Reading the dozens of dire, gleeful, mournful and doubtful headlines after Reuters and the Los Angeles Times broke news of the Energy Information Administration’s revised estimates, one would think that oil production in California’s Monterey Shale is either an industry dream that will never come true or a nightmare from which environmentalists have awakened, jubilant and relieved.
While the vast majority of the headlines displayed restrained neutrality, such as “U.S. officials cut estimate of recoverable Monterey Shale oil by 96%,” from the Los Angeles Times, there were of course more than a few that were markedly more celebratory:
• “California’s Fracking Boom Just Got Busted” (from TruthOut.org)
• “Write-down of two-thirds of US shale oil explodes fracking myth” (from The Guardian)
And, by far the best of the snarky:
• “Monterey Shale: Fracking’s Great Moment Of Derp” (from CleanTechnica)
All this and the EIA report hadn’t even been officially released yet! (The report is due out in June.)
EIA “News” No Surprise
Of course, anyone who’s been paying attention already knew that production from the Monterey formation has been and will continue to be challenging. What the excited headline writers forget, or never understood, is that it’s not the current production from the Monterey that has industry so interested; it’s the huge potential.
Regardless of what the EIA now says about technically recoverable reserves, the estimate of 400 billion barrels of oil residing in the Monterey still stands. It may not be largely recoverable with today’s technology, but the oil will still be there when the technology catches up.
Interesting side note: none of these articles sounding the death knell for California’s oil industry acknowledged the fact that the state is among the top four oil-producing states in the U.S.
California’s mature oil fields continue their prolific production, ignorant of the premature obituaries being published in answer to the EIA’s revised estimate. In fact, during the same announcement, the EIA also noted that its revised estimate does not affect its projections for near-term production. On the contrary, the EIA expects an average of 57,000 barrels per day between 2010 and 2040. That’s an upgrade from last year’s estimate of 14,000 barrels per day between 2010 and 2040.
What EIA petroleum analyst John Staub told reporters was nothing new: “From the information we’ve been able to gather, we’ve not seen evidence that oil extraction in this area is very productive using techniques like fracking.”
Potential Outweighs the Challenges
Industry has long known that the directional drilling and hydraulic fracturing techniques that have proven so valuable in the Bakken, Marcellus, and other plays is not likely to be the key to unlocking the Monterey Shale. California’s seismicity has already fractured the shale and created a chaotic jumble that’s not conducive to the types of approaches used in other plays.
That hasn’t dampened interest in California’s potential in the least.

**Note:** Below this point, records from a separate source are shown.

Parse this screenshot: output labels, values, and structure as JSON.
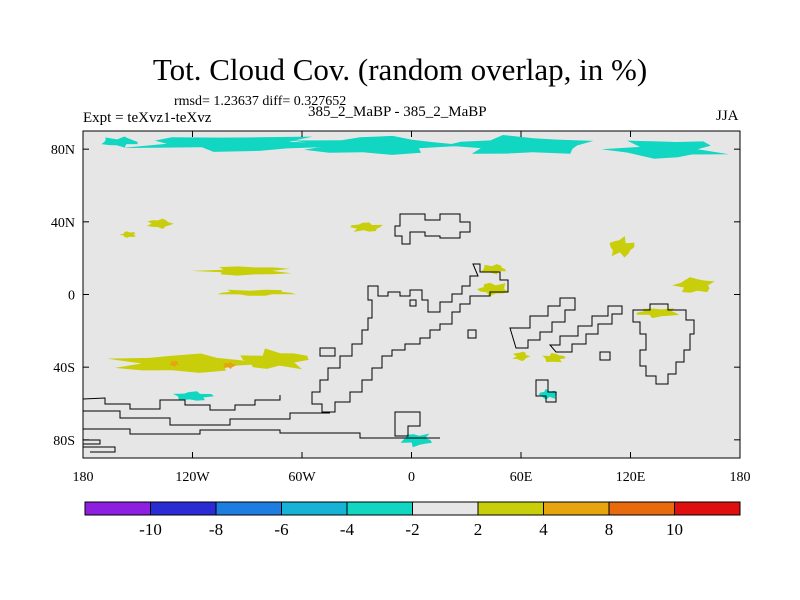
{
  "chart_data": {
    "type": "heatmap",
    "title": "Tot. Cloud Cov. (random overlap, in %)",
    "stats_text": "rmsd= 1.23637 diff= 0.327652",
    "experiment_text": "Expt = teXvz1-teXvz",
    "subtitle": "385_2_MaBP - 385_2_MaBP",
    "season": "JJA",
    "x_axis": {
      "range": [
        -180,
        180
      ],
      "ticks": [
        {
          "value": -180,
          "label": "180"
        },
        {
          "value": -120,
          "label": "120W"
        },
        {
          "value": -60,
          "label": "60W"
        },
        {
          "value": 0,
          "label": "0"
        },
        {
          "value": 60,
          "label": "60E"
        },
        {
          "value": 120,
          "label": "120E"
        },
        {
          "value": 180,
          "label": "180"
        }
      ]
    },
    "y_axis": {
      "range": [
        -90,
        90
      ],
      "ticks": [
        {
          "value": 80,
          "label": "80N"
        },
        {
          "value": 40,
          "label": "40N"
        },
        {
          "value": 0,
          "label": "0"
        },
        {
          "value": -40,
          "label": "40S"
        },
        {
          "value": -80,
          "label": "80S"
        }
      ]
    },
    "colorbar": {
      "colors": [
        "#8c1fe0",
        "#2b2bd6",
        "#1e7de0",
        "#16b3d6",
        "#10d6c2",
        "#e6e6e6",
        "#c8cf0a",
        "#e6a50f",
        "#e86a0c",
        "#e00f0f"
      ],
      "boundary_labels": [
        "-10",
        "-8",
        "-6",
        "-4",
        "-2",
        "2",
        "4",
        "8",
        "10"
      ]
    },
    "regions": [
      {
        "level": "-4",
        "color": "#10d6c2",
        "lon": -95,
        "lat": 83,
        "rlon": 65,
        "rlat": 5
      },
      {
        "level": "-4",
        "color": "#10d6c2",
        "lon": -20,
        "lat": 82,
        "rlon": 48,
        "rlat": 6
      },
      {
        "level": "-4",
        "color": "#10d6c2",
        "lon": 60,
        "lat": 82,
        "rlon": 45,
        "rlat": 6
      },
      {
        "level": "-4",
        "color": "#10d6c2",
        "lon": 140,
        "lat": 80,
        "rlon": 35,
        "rlat": 6
      },
      {
        "level": "-4",
        "color": "#10d6c2",
        "lon": -160,
        "lat": 84,
        "rlon": 12,
        "rlat": 3
      },
      {
        "level": "-4",
        "color": "#10d6c2",
        "lon": -120,
        "lat": -56,
        "rlon": 12,
        "rlat": 3
      },
      {
        "level": "-4",
        "color": "#10d6c2",
        "lon": 75,
        "lat": -55,
        "rlon": 6,
        "rlat": 3
      },
      {
        "level": "-4",
        "color": "#10d6c2",
        "lon": 3,
        "lat": -80,
        "rlon": 10,
        "rlat": 4
      },
      {
        "level": "2",
        "color": "#c8cf0a",
        "lon": -138,
        "lat": 39,
        "rlon": 8,
        "rlat": 3
      },
      {
        "level": "2",
        "color": "#c8cf0a",
        "lon": -25,
        "lat": 37,
        "rlon": 10,
        "rlat": 3
      },
      {
        "level": "2",
        "color": "#c8cf0a",
        "lon": -90,
        "lat": 13,
        "rlon": 28,
        "rlat": 3
      },
      {
        "level": "2",
        "color": "#c8cf0a",
        "lon": -85,
        "lat": 1,
        "rlon": 25,
        "rlat": 2
      },
      {
        "level": "2",
        "color": "#c8cf0a",
        "lon": -125,
        "lat": -38,
        "rlon": 45,
        "rlat": 6
      },
      {
        "level": "2",
        "color": "#c8cf0a",
        "lon": -75,
        "lat": -36,
        "rlon": 22,
        "rlat": 6
      },
      {
        "level": "2",
        "color": "#c8cf0a",
        "lon": 45,
        "lat": 3,
        "rlon": 10,
        "rlat": 4
      },
      {
        "level": "2",
        "color": "#c8cf0a",
        "lon": 45,
        "lat": 14,
        "rlon": 8,
        "rlat": 3
      },
      {
        "level": "2",
        "color": "#c8cf0a",
        "lon": 115,
        "lat": 26,
        "rlon": 8,
        "rlat": 6
      },
      {
        "level": "2",
        "color": "#c8cf0a",
        "lon": 155,
        "lat": 5,
        "rlon": 12,
        "rlat": 5
      },
      {
        "level": "2",
        "color": "#c8cf0a",
        "lon": 135,
        "lat": -10,
        "rlon": 14,
        "rlat": 3
      },
      {
        "level": "2",
        "color": "#c8cf0a",
        "lon": 60,
        "lat": -34,
        "rlon": 5,
        "rlat": 3
      },
      {
        "level": "2",
        "color": "#c8cf0a",
        "lon": 78,
        "lat": -35,
        "rlon": 7,
        "rlat": 3
      },
      {
        "level": "2",
        "color": "#c8cf0a",
        "lon": -155,
        "lat": 33,
        "rlon": 5,
        "rlat": 2
      },
      {
        "level": "4",
        "color": "#e6a50f",
        "lon": -130,
        "lat": -38,
        "rlon": 3,
        "rlat": 2
      },
      {
        "level": "4",
        "color": "#e6a50f",
        "lon": -100,
        "lat": -39,
        "rlon": 4,
        "rlat": 2
      }
    ]
  }
}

This is an industry now booming in large part thanks to the stubbornness of folks like George Mitchell, who persisted in pouring money ($6 million), land (his own) and time (15 years) into the research to crack the code of the Barnett Shale, reviving a dying industry and putting the U.S. on track to energy security.
Combine the industry’s history of innovation with the potential of the Monterey Shale, and it’s clear why companies will continue researching, innovating and testing until they’ve unlocked this formation. In theory, development of the 1,750-mile formation could generate a half million new jobs by 2015 and nearly 3 million by 2020, according to a study by the University of Southern California and a Los Angeles think tank, the Communications Institute. Under this forecast, California stands to reap $4.5 billion in oil-related tax revenues by 2015 and nearly $25 billion by 2020—if industry can find the solution to the Monterey shale riddle.
Naturally, the fractivists are all over this announcement from the EIA, trumpeting their “victory” far and wide as if industry will now take its ball and go home. Having long waged a war against fracking in California, the rhetoric is bound only to continue heating up.
That’s despite the fact that fracking doesn’t seem to be the answer to profitable production from the Monterey. Energized by the EIA revision and recent developments like the permanent ban on fracking in Santa Cruz, it’s clear that the fractivists see the battle turning against industry. Expect renewed fervor over a California senate bill that would place a moratorium on fracking, acid injection, and other well-stimulation techniques while the state further studies their safety.
Only time will tell whether the fractivists’ nightmare is ending or industry’s dream of full production from the Monterey Shale will come true. If history is any indication, the safe bet is on industry’s dream.